Following from your assertions, which would lead me to think that our “perfectly aesthetic” foods are a human convention that have been applied to them, I begin to question who should take ownership over, as Dr Sharp puts it, reclaiming our food soverignty.
Additionally, your thought-provoking blog post, leads me to questions the conventions we as humans have put around the aesthetic and origins of our food – and whether we should aim to break free. Apart from salmon and our “perfect banana” as decribed by Dr Sharp, I think towards a more pressing matter. Lab-grown meat, which is a proven way to help alleviate the world’s carbon footprint and mitigate climate change. However, the biggest challenge in getting people on board with this environmentally friendly option seems not to be infrastructure or economy, but human convention. Moreover, the idea what a proper streak or hamburger it.
What I take away from your blog post is that perhaps we need to realise and achknowledge a problem, per say, in our society more intensely in order to understand how to move on from here.

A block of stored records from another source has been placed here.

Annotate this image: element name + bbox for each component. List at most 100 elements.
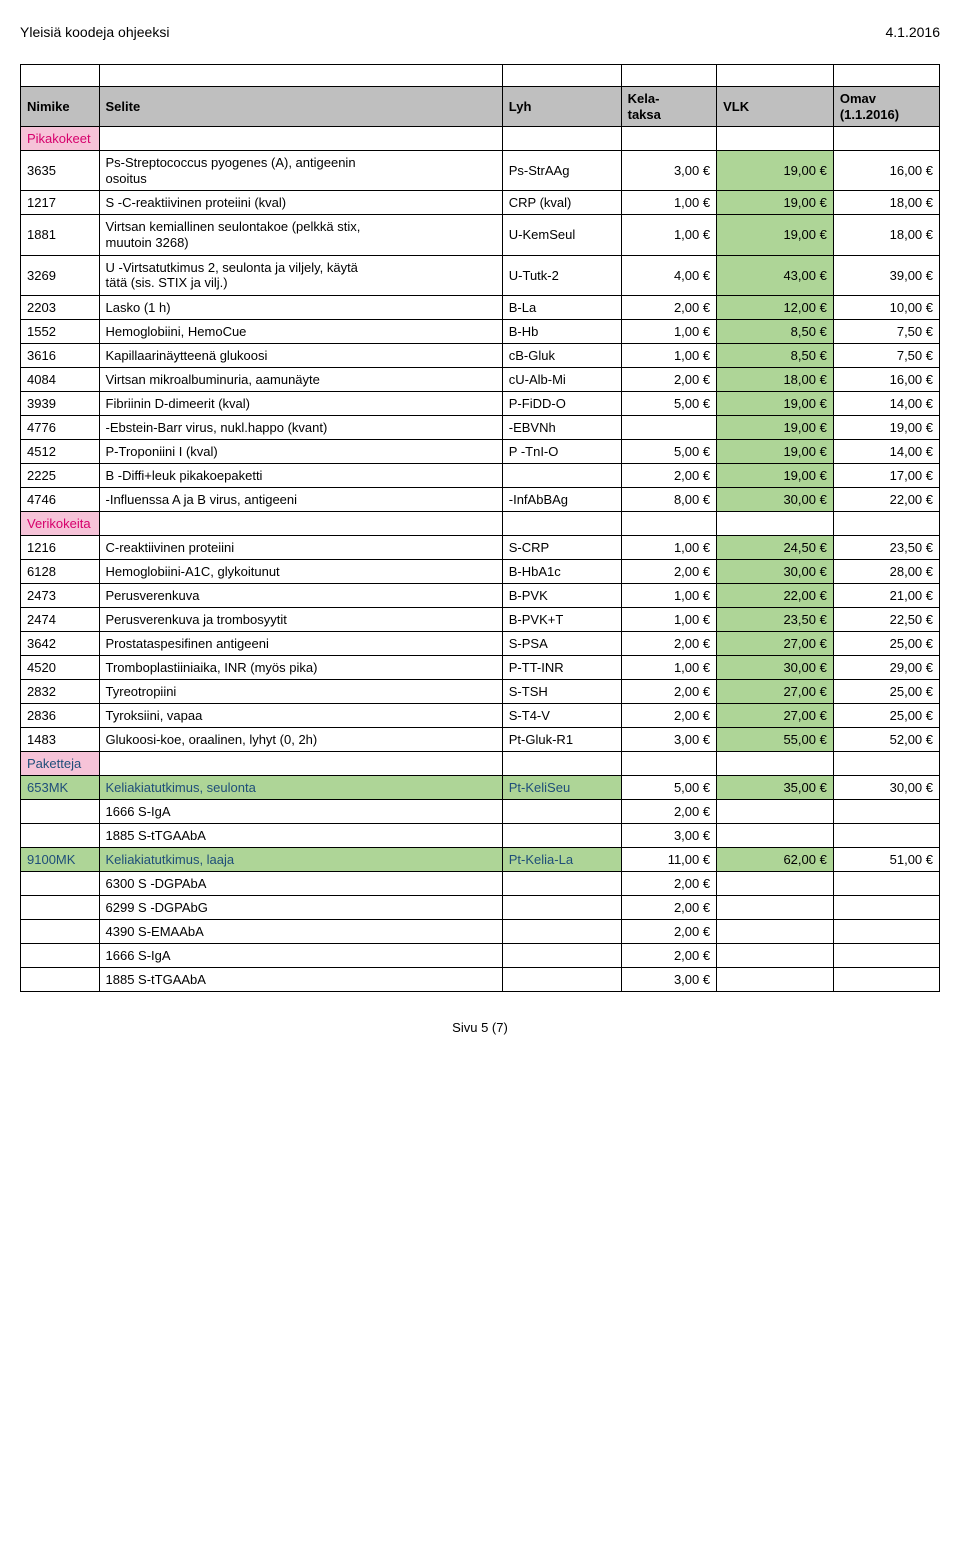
cell: 3616: [21, 343, 100, 367]
cell: 3,00 €: [621, 727, 717, 751]
cell: B-PVK+T: [502, 607, 621, 631]
cell: [621, 415, 717, 439]
cell: [621, 511, 717, 535]
table-row: 1885 S-tTGAAbA3,00 €: [21, 823, 940, 847]
cell: U -Virtsatutkimus 2, seulonta ja viljely…: [99, 255, 502, 295]
cell: 1,00 €: [621, 215, 717, 255]
cell: B-HbA1c: [502, 559, 621, 583]
cell: Lasko (1 h): [99, 295, 502, 319]
cell: 4512: [21, 439, 100, 463]
cell: Ps-StrAAg: [502, 151, 621, 191]
cell: 3635: [21, 151, 100, 191]
cell: 19,00 €: [717, 151, 834, 191]
cell: 19,00 €: [717, 391, 834, 415]
cell: Perusverenkuva ja trombosyytit: [99, 607, 502, 631]
table-row: 2836Tyroksiini, vapaaS-T4-V 2,00 € 27,00…: [21, 703, 940, 727]
cell: P -TnI-O: [502, 439, 621, 463]
cell: [502, 751, 621, 775]
table-row: 4520Tromboplastiiniaika, INR (myös pika)…: [21, 655, 940, 679]
cell: [717, 127, 834, 151]
cell: Pt-Kelia-La: [502, 847, 621, 871]
cell: [833, 127, 939, 151]
cell: [833, 65, 939, 87]
cell: Kapillaarinäytteenä glukoosi: [99, 343, 502, 367]
cell: 2,00 €: [621, 871, 717, 895]
cell: [717, 967, 834, 991]
cell: 1,00 €: [621, 583, 717, 607]
th-lyh: Lyh: [502, 87, 621, 127]
cell: 22,00 €: [717, 583, 834, 607]
cell: 39,00 €: [833, 255, 939, 295]
cell: 7,50 €: [833, 343, 939, 367]
cell: [99, 511, 502, 535]
section-paketteja: Paketteja: [21, 751, 100, 775]
cell: 14,00 €: [833, 391, 939, 415]
table-row: 3642Prostataspesifinen antigeeniS-PSA 2,…: [21, 631, 940, 655]
table-row: 1217S -C-reaktiivinen proteiini (kval)CR…: [21, 191, 940, 215]
cell: 19,00 €: [717, 191, 834, 215]
cell: B-PVK: [502, 583, 621, 607]
cell: 19,00 €: [717, 415, 834, 439]
table-row: 4512P-Troponiini I (kval)P -TnI-O 5,00 €…: [21, 439, 940, 463]
table-row: 1666 S-IgA2,00 €: [21, 799, 940, 823]
cell: [833, 967, 939, 991]
cell: [21, 823, 100, 847]
cell: 35,00 €: [717, 775, 834, 799]
cell: Perusverenkuva: [99, 583, 502, 607]
cell: 62,00 €: [717, 847, 834, 871]
cell: 30,00 €: [717, 655, 834, 679]
cell: 1,00 €: [621, 535, 717, 559]
table-row: 1216C-reaktiivinen proteiiniS-CRP 1,00 €…: [21, 535, 940, 559]
cell: U-Tutk-2: [502, 255, 621, 295]
cell: [717, 823, 834, 847]
cell: 3,00 €: [621, 823, 717, 847]
cell: 12,00 €: [717, 295, 834, 319]
cell: [502, 799, 621, 823]
cell: 1552: [21, 319, 100, 343]
cell: 27,00 €: [717, 631, 834, 655]
cell: 19,00 €: [717, 439, 834, 463]
cell: 4746: [21, 487, 100, 511]
cell: P-FiDD-O: [502, 391, 621, 415]
cell: [502, 463, 621, 487]
cell: [502, 895, 621, 919]
cell: 30,00 €: [833, 775, 939, 799]
th-nimike: Nimike: [21, 87, 100, 127]
cell: 25,00 €: [833, 631, 939, 655]
cell: 25,00 €: [833, 679, 939, 703]
cell: 2,00 €: [621, 919, 717, 943]
cell: Tyroksiini, vapaa: [99, 703, 502, 727]
cell: 1885 S-tTGAAbA: [99, 967, 502, 991]
cell: [99, 65, 502, 87]
cell: 25,00 €: [833, 703, 939, 727]
page-header: Yleisiä koodeja ohjeeksi 4.1.2016: [20, 24, 940, 40]
cell: U-KemSeul: [502, 215, 621, 255]
table-row: 3635Ps-Streptococcus pyogenes (A), antig…: [21, 151, 940, 191]
cell: 2473: [21, 583, 100, 607]
cell: 22,50 €: [833, 607, 939, 631]
th-selite: Selite: [99, 87, 502, 127]
cell: 8,00 €: [621, 487, 717, 511]
cell: Hemoglobiini, HemoCue: [99, 319, 502, 343]
table-row: 1552Hemoglobiini, HemoCueB-Hb 1,00 € 8,5…: [21, 319, 940, 343]
cell: [502, 919, 621, 943]
cell: [21, 65, 100, 87]
cell: 1666 S-IgA: [99, 799, 502, 823]
cell: Fibriinin D-dimeerit (kval): [99, 391, 502, 415]
cell: CRP (kval): [502, 191, 621, 215]
page-footer: Sivu 5 (7): [20, 1020, 940, 1035]
cell: 1,00 €: [621, 655, 717, 679]
cell: [502, 511, 621, 535]
cell: 1217: [21, 191, 100, 215]
cell: 2832: [21, 679, 100, 703]
table-row: 2474Perusverenkuva ja trombosyytitB-PVK+…: [21, 607, 940, 631]
table-row: 9100MK Keliakiatutkimus, laaja Pt-Kelia-…: [21, 847, 940, 871]
cell: Virtsan mikroalbuminuria, aamunäyte: [99, 367, 502, 391]
header-right: 4.1.2016: [886, 24, 941, 40]
cell: 14,00 €: [833, 439, 939, 463]
cell: C-reaktiivinen proteiini: [99, 535, 502, 559]
table-row: 1483Glukoosi-koe, oraalinen, lyhyt (0, 2…: [21, 727, 940, 751]
cell: S-PSA: [502, 631, 621, 655]
cell: Ps-Streptococcus pyogenes (A), antigeeni…: [99, 151, 502, 191]
th-kela: Kela-taksa: [621, 87, 717, 127]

Drawing a parallel to your ending question, can we move on from the notion of a hearty hamburger to choose a lab-grown yet sustainable option?

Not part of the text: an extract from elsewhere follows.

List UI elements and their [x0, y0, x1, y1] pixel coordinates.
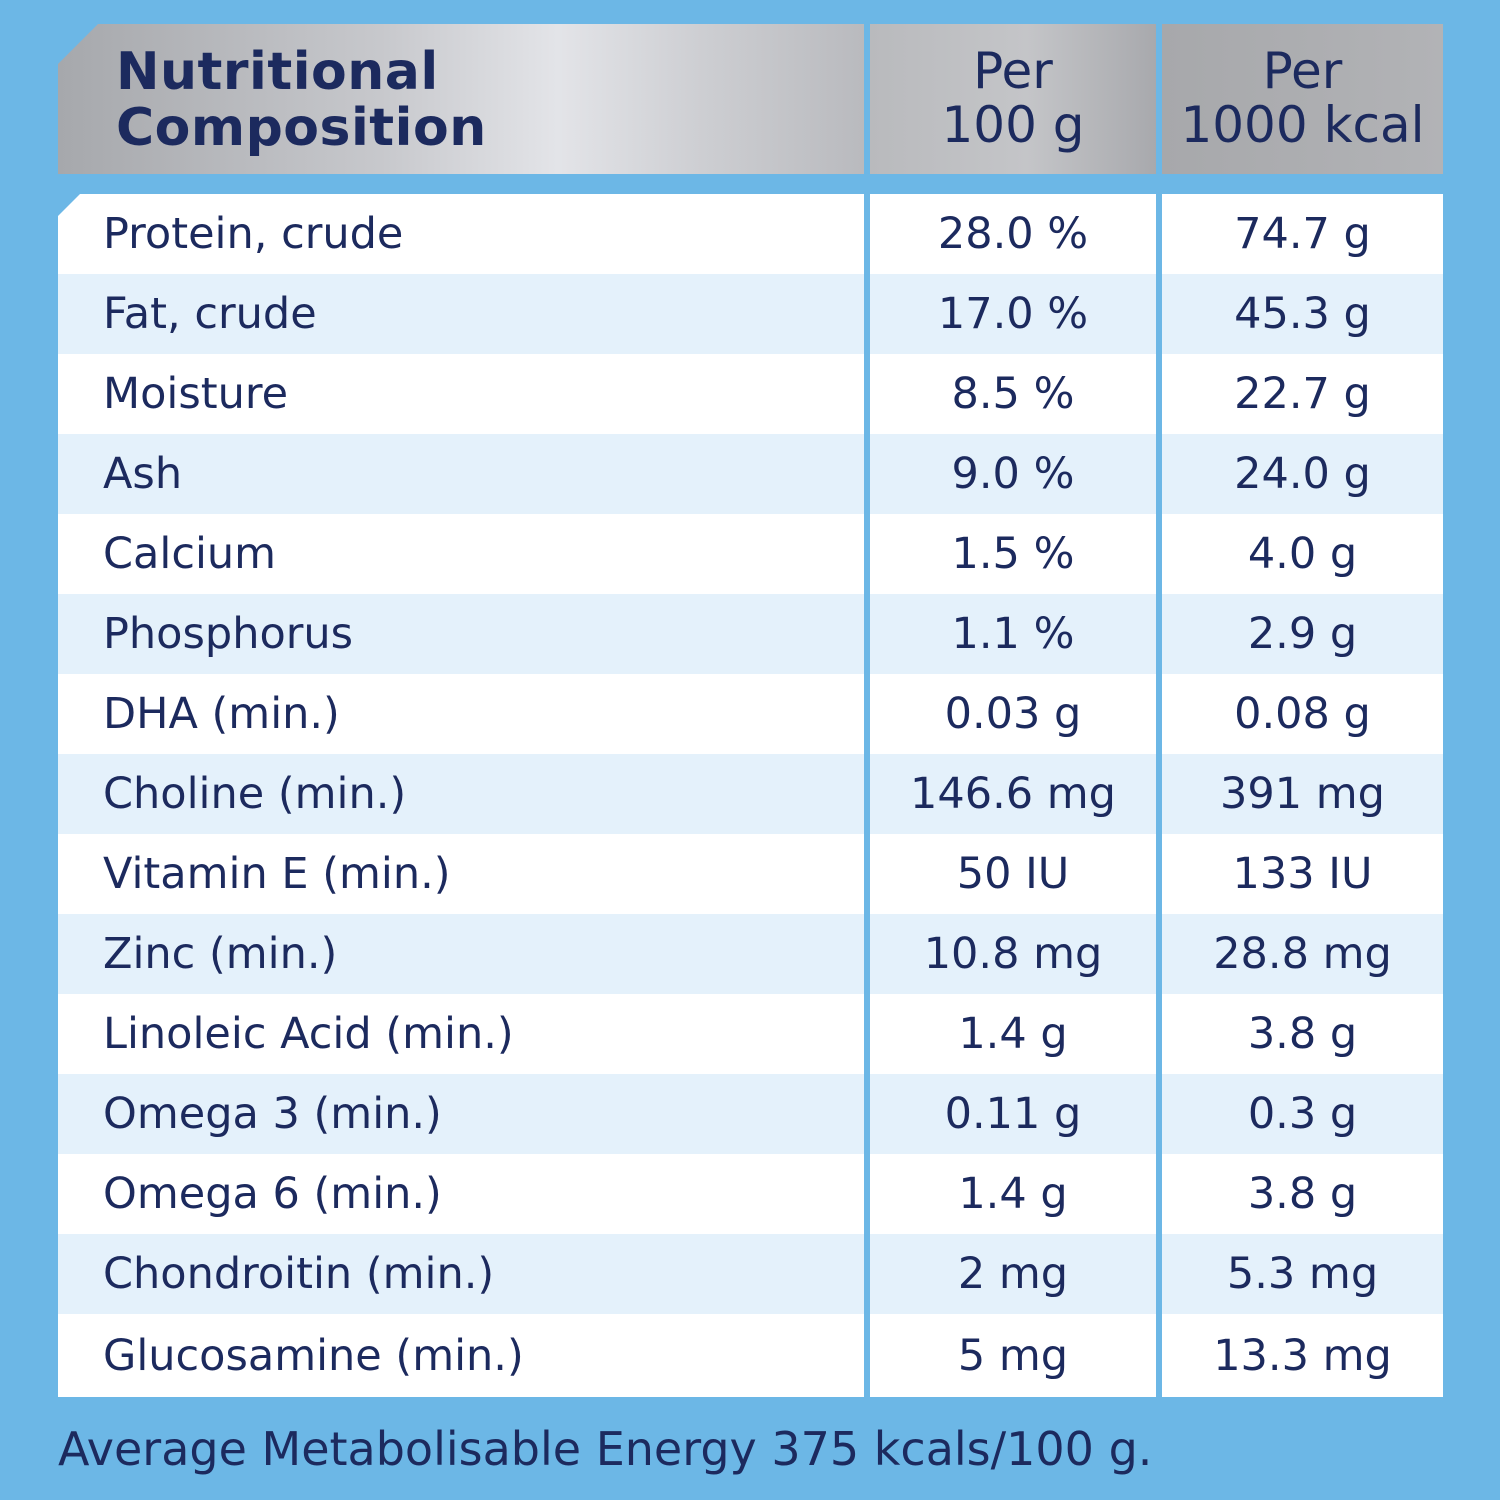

I enjoyed the humour and light irony throughout the blog, and I am similarly idealistic about the fresh, juicy pinkness of salmon. I would in fact have liked the SalmoFan before now to present to waiters in fish restaurants. But I find it hard to get too bothered about this supposed deceit: there don’t appear to be any health or other negative consequences of dyeing salmon (if that is the correct verb). And I’d probably eat it even if it were grey. Indeed, the “truth” about most products, from cigarettes to fizzy drinks, is readily available to the consumer with only a little effort, sometimes only with the mere ability to read. Rather than worrying about tarted up salmon, I’m more annoyed with the lack of independent thought in a society in which a bag of peanuts now contains the caution: “Contains nuts”.